Harun Yahya

Komünizm Yıkılmadı Sadece İsim Değiştirdi: Varşova Paktı Shanghai Bloğu Adını Aldı


 

Günümüzde komünizm gizli perdelerin ardında hala yaşamaktadır. Şu an Rusya başta olmak üzere eski Varşova Paktı ülkelerinde komünizm iktidardadır; Rus devleti aslında hala klasik komünist yapıdadır. Türki Cumhuriyetler, Rusya’nın kontrolü altındadır. Bu anlamda SSCB fiilen durmaktadır. Çin hala Mao’nun fikirlerini, “yegane doğru” gibi görmektedir. Küba, Kuzey Kore ve Vietnam’da da komünizmin etkisi açıktır.
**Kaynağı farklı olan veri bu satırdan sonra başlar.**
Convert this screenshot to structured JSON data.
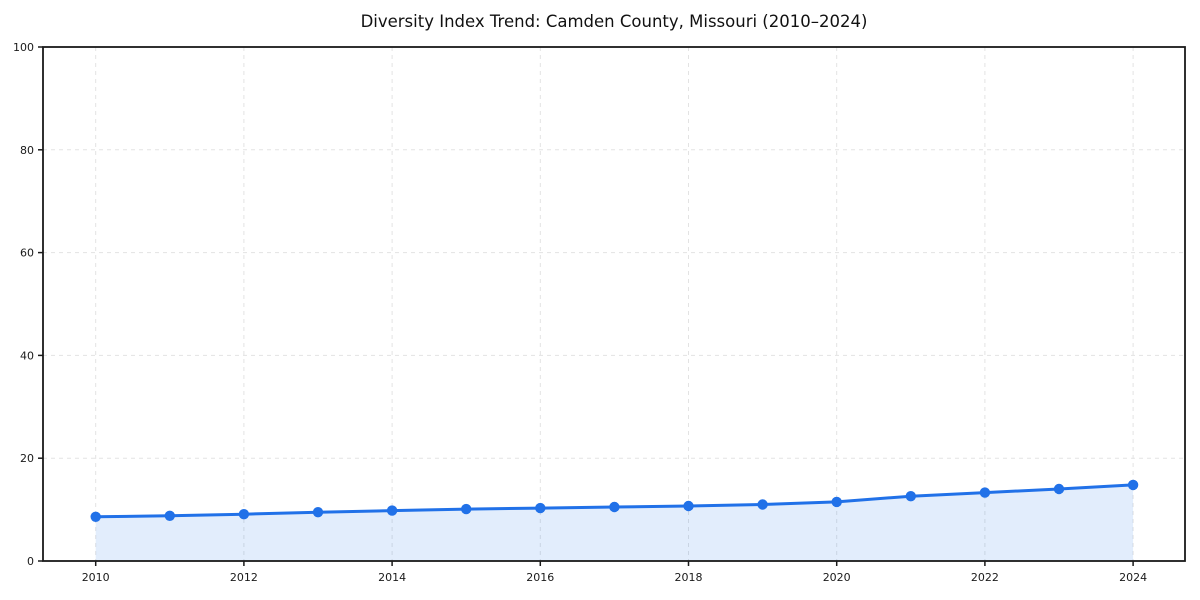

Müslüman kimliğiyle bilinen, hatta İslam Cumhuriyeti ismi taşıyan çeşitli Ortadoğu ve Kuzey Afrika ülkelerinde ise koyu komünist kadro, halkı, kapitalist bir yaşam içinde iyice ezmekte; üstelik bir yandan da halk üzerinde şiddet ve zulüm politikası uygulamaktadır. Doğu Avrupa’nın büyük bölümünde ve hatta bazı Batı Avrupa ülkelerinde komünist veya sosyalist partilerin iktidara gelmesi zor değildir. İktidara gelecek bu partilerin, eğer uygun sosyal şartlar oluşursa  kalıcı bir komünist rejim tesis etmeleri de olasıdır. Tüm bu olaylar  bir tek gerçeği göstermektedir: Komünizm yıkılmamıştır.
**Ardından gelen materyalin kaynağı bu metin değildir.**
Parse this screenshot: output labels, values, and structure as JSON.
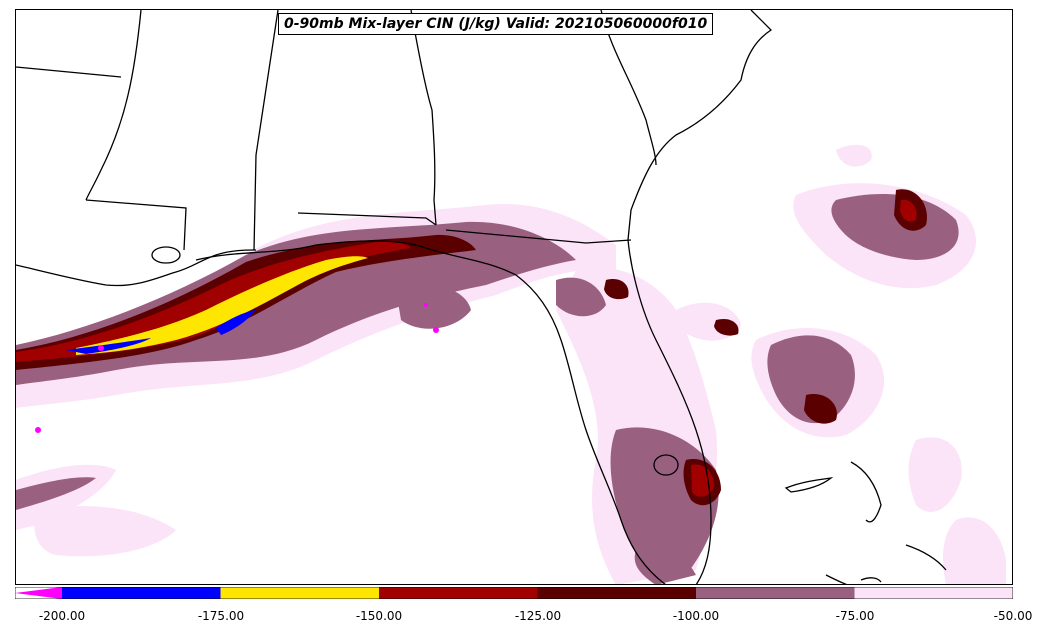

Komünizm İsim Değiştirerek Varliğini Devam Ettirmektedir

Komünizm, yönetimi altındaki ülkelerin toplumsal yaşamında son derece olumsuz etkiler meydana getirmiştir. Bu ideoloji insanlara -Allah’ı tenzih ederiz- Allah’ın varlığını inkar eden, dinden uzaklaşarak her türlü manevi ve ahlaki değeri hiçe sayan acımasız, adeta cehennem gibi bir yaşam sunmuştur. Allah korkusu olmayan, insanları öldükten sonra yok olacak maddeler olarak algılayan bir anlayış toplumlara telkin edilmiş ve bunun sonucunda da tarihin en insanlık dışı yapılarından biri meydana getirilmek istenmiştir. Eski Sovyetler Birliği’nde ve Doğu Bloku ülkelerinde ve Kızıl Çin’de gözlemlenen bu etkiler, komünist sistemin oluşturduğu toplum modelidir. Günümüzde her ne kadar bu sistemin yıkıldığı iddia edilse bile  komünist ideolojinin çağımızdaki vahşet örnekleri hala gözlenmektedir.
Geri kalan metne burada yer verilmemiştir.